An inquest into her July 2011 death heard how paramedics recorded her body temperature at 40.5 C, way above the normal human body temperature of 37 C.

A coroner likened her death to being cooked alive, with her suffering asphyxiation and heat stroke.

In 2014 Gabrielle Fréchette, Gérald Fontaine and Ginette Duclos were found guilty of criminal negligence and causing death in connection with the tragedy.

They were also convicted of criminal negligence and causing bodily harm to a second woman, Julie Théberge, who lost consciousness after taking part in the treatment.

Fréchette – considered a spiritual guide and organiser of the seminar in Durham-Sud – was sentenced to three years' imprisonment last year, while her assistants Duclos and Fontaine were given two years each.

On Tuesday (7 November), the Quebec Court of Appeal dismissed the trio's appeal bid, meaning their conviction and sentences are maintained.

Lawyers for the three claimed the trial judge erred in concluding their behaviour constituted a marked and considerable departure from how a reasonable person would have behaved in the same circumstances.

But Justice Patrick Healy, on behalf of a three-member appeals court panel, wrote that the sentences "are not unfit".
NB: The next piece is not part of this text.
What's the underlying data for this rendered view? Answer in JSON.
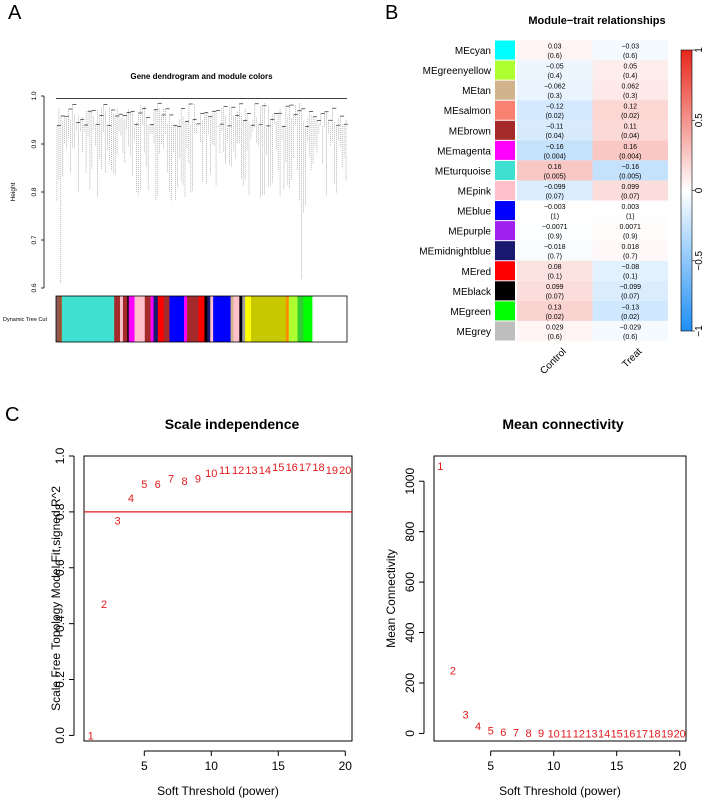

"They are not only within an acceptable range; they are arguably lenient," Healy said, as reported by Canadian newspaper The National Post. "Second, there is no error of principle and there is no failure to consider a relevant matter of fact or a guiding principle of sentencing.

"The sentencing judge provides a thorough review of factual considerations relevant to each of the appellants."

They could still apply to the Supreme Court of Canada for permission to appeal.

The trio have yet to serve their time in prison and are due to report to the prison authorities by 17 November.